For Ohio University senior Lauren Kahn, the most significant test of her college career wasn’t a term paper or a final exam. It was a quick swab on the inside of her cheek her sophomore year, an easy, painless way to gather genetic information for a national database of potential bone marrow donors.
On February 25, 2009, Kahn was one of over 2,500 people who participated in the “Got Swabbed?” drive organized by Ohio’s Hillel, where dedicated interns and volunteer students run one of the most active campus swabbing efforts in the country. The idea is to raise awareness about the need for volunteer donors, especially those of Jewish ancestry. Ohio, now one of 88 campuses partnered with the Gift of Life Bone Marrow Foundation, is a “superstar campus,” says Jay Feinberg, the foundation’s executive director.
Since the beginning of “Got Swabbed?” in 2008, Ohio’s bone marrow drives have registered over 5,500 students, both Jewish and non-Jewish. Some 200 were contacted as potential matches, and 13 of them ended up donors. Including, just over two years after she scraped her cheek, Lauren Kahn.
Involvement with Hillel at Ohio seemed natural for Kahn, now 23, who grew up attending Jewish day school in Cincinnati and spent six months before college volunteering at an Israeli nature preserve and preschool. Equally obvious was the decision to throw her genetic hat into the ring when the opportunity presented itself.
“Everyone cares when you hear about kids getting sick,” she says. The simplicity of the test — a cotton swab in the mouth that removes a slight amount of tissue — was a relief for Kahn, an admitted needle-phobe. And the chances of being contacted as a donor — about 1 in 60 for those registered through Hillel drives — seemed only a distant possibility. Even then, more tests would be needed to verify that her marrow, the spongy material inside bones that helps manufacture blood cells, was genetically similar enough to avoid igniting an immune response in a patient with a disease such as leukemia or multiple myeloma.

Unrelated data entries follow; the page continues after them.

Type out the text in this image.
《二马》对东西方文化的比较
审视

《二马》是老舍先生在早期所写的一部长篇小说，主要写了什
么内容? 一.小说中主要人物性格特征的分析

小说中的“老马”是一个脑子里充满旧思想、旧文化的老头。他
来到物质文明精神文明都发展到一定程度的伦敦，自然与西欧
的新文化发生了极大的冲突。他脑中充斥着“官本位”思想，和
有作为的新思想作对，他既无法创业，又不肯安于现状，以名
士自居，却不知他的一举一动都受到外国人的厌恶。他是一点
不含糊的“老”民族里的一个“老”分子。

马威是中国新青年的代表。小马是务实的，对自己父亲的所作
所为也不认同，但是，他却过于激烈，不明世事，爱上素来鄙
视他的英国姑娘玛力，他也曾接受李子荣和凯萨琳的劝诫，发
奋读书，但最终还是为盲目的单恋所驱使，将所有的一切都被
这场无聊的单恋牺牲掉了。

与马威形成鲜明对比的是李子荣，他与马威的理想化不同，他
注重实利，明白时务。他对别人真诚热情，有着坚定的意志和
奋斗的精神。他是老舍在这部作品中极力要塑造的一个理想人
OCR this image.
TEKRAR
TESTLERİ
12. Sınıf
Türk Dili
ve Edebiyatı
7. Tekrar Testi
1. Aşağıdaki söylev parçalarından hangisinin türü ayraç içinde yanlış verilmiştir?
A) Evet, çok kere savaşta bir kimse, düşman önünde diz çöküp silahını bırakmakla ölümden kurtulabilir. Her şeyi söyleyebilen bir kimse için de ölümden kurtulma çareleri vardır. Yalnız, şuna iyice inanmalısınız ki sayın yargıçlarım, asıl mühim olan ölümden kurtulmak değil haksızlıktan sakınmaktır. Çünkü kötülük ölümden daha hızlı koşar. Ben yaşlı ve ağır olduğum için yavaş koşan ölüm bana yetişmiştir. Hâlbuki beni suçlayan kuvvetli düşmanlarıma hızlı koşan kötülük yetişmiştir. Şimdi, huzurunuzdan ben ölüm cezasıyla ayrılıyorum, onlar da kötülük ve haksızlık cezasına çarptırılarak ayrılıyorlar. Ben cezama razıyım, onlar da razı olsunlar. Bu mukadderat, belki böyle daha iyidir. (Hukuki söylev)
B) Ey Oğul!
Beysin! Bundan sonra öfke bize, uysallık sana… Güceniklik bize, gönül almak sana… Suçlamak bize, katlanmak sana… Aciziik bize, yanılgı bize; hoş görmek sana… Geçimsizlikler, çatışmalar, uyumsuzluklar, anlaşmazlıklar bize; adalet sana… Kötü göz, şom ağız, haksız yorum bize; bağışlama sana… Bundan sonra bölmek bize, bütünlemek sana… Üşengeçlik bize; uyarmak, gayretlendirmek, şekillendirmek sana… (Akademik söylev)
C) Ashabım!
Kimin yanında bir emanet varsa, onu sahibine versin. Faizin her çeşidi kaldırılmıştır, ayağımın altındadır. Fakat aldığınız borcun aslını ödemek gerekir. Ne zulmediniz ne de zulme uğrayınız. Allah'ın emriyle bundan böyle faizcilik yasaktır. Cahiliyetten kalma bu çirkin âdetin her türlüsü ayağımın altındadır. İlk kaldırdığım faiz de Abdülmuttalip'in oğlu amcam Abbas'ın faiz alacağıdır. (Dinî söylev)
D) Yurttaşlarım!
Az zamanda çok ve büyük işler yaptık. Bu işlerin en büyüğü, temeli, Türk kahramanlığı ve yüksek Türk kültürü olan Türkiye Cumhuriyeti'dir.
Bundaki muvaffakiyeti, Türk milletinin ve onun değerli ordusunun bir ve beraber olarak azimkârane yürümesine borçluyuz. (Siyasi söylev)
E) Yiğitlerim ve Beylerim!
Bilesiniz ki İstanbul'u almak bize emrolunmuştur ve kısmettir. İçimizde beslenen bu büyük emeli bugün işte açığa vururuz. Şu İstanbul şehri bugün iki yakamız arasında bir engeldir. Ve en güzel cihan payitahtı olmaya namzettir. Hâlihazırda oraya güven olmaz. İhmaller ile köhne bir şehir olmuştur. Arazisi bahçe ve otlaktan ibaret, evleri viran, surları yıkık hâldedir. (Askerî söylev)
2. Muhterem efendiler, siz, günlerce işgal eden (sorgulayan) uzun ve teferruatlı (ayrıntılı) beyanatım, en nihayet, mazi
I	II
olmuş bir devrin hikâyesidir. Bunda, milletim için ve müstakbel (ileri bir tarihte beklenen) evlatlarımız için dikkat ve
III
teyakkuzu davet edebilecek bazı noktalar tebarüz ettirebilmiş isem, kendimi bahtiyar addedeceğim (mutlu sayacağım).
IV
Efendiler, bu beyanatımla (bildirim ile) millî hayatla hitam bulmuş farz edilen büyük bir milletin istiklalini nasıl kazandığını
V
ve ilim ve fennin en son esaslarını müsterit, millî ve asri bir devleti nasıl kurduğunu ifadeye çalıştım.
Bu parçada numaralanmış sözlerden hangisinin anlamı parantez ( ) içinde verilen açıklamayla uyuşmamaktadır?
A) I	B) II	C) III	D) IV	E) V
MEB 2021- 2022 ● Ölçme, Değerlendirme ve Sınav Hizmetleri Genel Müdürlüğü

With her sample collected, labeled and filed away with her contact information, Kahn joked to a friend that with her luck, she would end up a donor.
As luck would have it, she was right.
Finding a bone marrow donor is a race against time and nature. Patients and doctors search for — and hope for — a close genetic match that will replace the sick cells and integrate seamlessly with the recipient’s body. Close family members are easily testable but have only about a 30% chance of matching. Since tissue type is inherited, a stranger of the same ethnic background may be a fit — but will only turn up if his or her genetic data is on file with a donor registry.
“It’s the needle in a haystack,” says Feinberg, whose organization has been a strategic partner with Hillel since 2004.
Feinberg speaks from experience: He was diagnosed with leukemia at age 22, but with Jewish donors widely under-represented, his doctors were blunt about his chances for survival.
“They told me to prepare my bucket list,” Feinberg, now 43, says. Instead, he and his family organized over 250 drives to screen for a match. After registering 60,000 people, Feinberg finally found a donor and received a transplant in 1995.
His foundation, launched in 1991 as Friends of Jay and named Gift of Life Bone Marrow Foundation in 1996, has grown to a nationwide organization that pioneered the use of swab tests and broadened its search to donors of all backgrounds.
Still, Feinberg calls the partnership with Hillel, the national organization for Jewish college students, “a no-brainer.”